Joshua Countryman does not take the easy route.
The Henry Sibley High School choir director was assigned by his principal to make a faculty video to cheer up sheltered-at-home students this spring. After asking fellow staffers to record themselves singing Cyndi Lauper's "True Colors," Countryman blended the voices and videos into a virtual choir posted on YouTube.
He didn't stop there. He figured his school choirs could go virtual, too: not with just one song but with all 13 selections they had been rehearsing for their spring performance. In the end, he created an entire virtual choir concert.
"I don't like to lose," said Countryman, a teacher for 19 years, including three at the Mendota Heights school. "To give up on a concert experience, to me, that felt like a loss. It was important that we could salvage a win."
During the coronavirus pandemic, virtual choirs have been popping up all over Minnesota. Singers vocalize at home, their voices and faces all edited together with hours and hours of postproduction in videos that look like "Hollywood Squares" on steroids.

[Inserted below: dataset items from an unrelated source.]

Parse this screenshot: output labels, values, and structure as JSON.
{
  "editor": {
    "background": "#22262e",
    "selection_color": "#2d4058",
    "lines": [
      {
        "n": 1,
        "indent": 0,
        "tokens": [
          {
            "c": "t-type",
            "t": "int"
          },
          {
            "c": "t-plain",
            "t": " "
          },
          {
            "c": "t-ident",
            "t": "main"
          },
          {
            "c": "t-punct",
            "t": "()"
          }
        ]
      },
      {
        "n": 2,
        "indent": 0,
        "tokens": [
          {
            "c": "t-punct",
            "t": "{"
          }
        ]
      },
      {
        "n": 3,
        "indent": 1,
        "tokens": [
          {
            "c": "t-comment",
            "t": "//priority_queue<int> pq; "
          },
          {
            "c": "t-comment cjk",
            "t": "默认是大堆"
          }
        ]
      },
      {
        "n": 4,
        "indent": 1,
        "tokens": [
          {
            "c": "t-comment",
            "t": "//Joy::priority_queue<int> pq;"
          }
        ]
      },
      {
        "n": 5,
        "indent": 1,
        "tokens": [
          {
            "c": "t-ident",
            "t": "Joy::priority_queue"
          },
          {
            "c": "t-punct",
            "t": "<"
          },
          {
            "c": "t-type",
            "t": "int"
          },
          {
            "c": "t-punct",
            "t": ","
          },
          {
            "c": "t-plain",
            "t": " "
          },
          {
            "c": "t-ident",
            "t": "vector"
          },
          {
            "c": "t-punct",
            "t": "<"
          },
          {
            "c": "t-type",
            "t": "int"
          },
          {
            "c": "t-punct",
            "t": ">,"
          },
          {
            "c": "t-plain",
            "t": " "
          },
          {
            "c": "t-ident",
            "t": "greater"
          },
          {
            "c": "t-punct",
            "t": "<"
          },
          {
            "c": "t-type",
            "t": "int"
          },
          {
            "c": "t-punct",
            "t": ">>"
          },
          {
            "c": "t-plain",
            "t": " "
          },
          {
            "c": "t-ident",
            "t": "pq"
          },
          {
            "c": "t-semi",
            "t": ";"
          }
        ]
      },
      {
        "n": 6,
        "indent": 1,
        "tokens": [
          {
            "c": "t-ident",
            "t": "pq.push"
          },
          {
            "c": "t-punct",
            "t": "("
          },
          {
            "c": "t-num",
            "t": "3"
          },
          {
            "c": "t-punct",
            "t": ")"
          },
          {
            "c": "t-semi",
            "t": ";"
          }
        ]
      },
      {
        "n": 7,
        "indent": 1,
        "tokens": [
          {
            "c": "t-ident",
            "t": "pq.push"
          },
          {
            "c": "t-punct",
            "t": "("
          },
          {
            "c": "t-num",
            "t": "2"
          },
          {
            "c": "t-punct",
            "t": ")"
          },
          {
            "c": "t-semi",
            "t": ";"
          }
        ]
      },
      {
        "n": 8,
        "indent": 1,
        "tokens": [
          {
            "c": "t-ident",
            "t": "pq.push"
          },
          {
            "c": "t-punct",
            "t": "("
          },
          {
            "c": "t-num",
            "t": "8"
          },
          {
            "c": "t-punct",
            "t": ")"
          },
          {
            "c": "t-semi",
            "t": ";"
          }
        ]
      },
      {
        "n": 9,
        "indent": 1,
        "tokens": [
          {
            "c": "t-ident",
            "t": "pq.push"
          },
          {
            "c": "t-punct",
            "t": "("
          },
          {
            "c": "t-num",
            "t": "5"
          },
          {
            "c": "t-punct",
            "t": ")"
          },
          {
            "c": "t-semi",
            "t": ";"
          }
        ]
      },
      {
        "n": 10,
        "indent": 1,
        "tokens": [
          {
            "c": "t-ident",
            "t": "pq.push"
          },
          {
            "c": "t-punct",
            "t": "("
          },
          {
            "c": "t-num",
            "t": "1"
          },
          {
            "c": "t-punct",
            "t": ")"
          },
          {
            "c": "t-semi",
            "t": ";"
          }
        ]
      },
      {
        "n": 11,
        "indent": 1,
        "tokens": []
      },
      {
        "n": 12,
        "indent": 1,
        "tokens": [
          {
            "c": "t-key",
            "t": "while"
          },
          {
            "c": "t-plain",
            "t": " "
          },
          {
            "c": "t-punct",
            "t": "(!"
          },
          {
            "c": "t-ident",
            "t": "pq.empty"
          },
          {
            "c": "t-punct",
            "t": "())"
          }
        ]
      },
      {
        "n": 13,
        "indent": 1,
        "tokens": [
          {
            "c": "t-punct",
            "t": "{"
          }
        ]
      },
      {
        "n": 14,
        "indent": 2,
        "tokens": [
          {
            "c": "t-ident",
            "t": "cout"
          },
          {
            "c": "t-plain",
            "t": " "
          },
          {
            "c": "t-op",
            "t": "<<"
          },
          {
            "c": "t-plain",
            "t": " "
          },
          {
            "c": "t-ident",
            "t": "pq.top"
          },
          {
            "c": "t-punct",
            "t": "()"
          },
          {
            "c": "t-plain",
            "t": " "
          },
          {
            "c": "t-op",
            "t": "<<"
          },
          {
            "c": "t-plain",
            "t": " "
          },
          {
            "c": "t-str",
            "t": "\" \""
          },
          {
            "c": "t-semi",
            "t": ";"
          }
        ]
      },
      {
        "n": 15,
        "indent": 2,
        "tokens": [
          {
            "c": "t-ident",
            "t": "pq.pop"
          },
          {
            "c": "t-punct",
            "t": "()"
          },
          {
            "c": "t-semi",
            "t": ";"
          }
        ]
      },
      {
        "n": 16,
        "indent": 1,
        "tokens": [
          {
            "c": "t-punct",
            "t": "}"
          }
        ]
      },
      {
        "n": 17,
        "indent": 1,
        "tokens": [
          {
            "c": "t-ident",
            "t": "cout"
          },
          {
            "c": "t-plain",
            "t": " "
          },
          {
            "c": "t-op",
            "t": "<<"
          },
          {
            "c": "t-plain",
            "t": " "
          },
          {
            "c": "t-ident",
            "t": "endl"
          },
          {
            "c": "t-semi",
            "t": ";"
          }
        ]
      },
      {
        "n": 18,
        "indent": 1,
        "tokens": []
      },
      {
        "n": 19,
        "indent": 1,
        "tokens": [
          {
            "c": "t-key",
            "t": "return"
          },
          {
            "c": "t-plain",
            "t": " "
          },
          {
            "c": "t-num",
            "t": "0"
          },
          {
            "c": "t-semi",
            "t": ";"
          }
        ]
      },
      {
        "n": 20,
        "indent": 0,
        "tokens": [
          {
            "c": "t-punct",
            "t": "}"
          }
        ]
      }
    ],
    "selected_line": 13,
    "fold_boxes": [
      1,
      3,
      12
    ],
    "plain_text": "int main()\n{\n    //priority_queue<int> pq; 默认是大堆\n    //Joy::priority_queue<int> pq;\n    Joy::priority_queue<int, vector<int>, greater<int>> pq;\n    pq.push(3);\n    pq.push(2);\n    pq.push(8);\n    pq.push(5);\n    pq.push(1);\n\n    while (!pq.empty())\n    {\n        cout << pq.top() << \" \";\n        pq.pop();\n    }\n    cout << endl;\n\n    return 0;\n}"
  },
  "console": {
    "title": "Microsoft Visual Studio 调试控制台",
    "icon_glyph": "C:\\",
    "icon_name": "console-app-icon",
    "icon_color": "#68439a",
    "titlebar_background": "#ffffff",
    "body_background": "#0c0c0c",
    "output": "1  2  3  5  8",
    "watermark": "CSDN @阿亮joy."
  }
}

Colleges have made virtual choir clips. Children's Theatre made one of "Tomorrow" from the musical "Annie," its postponed spring show. A St. Paul lawyer put out a Facebook call and created his own virtual choir of dislocated singers, dubbed Schola Diffusa (Latin for "dispersed choir").
What was once a novelty invented by the rock star of choral music has now become a worldwide pandemic trend, an ideal workaround for an activity that is now verboten because of the coronavirus.
"I'm thunderstruck," said Eric Whitacre, the Grammy-winning California composer/conductor who pioneered virtual choirs in 2009. "When I made my first one, I didn't think anybody but my fellow choir geeks would be interested. That first video went viral. Now that it's become this trend, it's astonishing."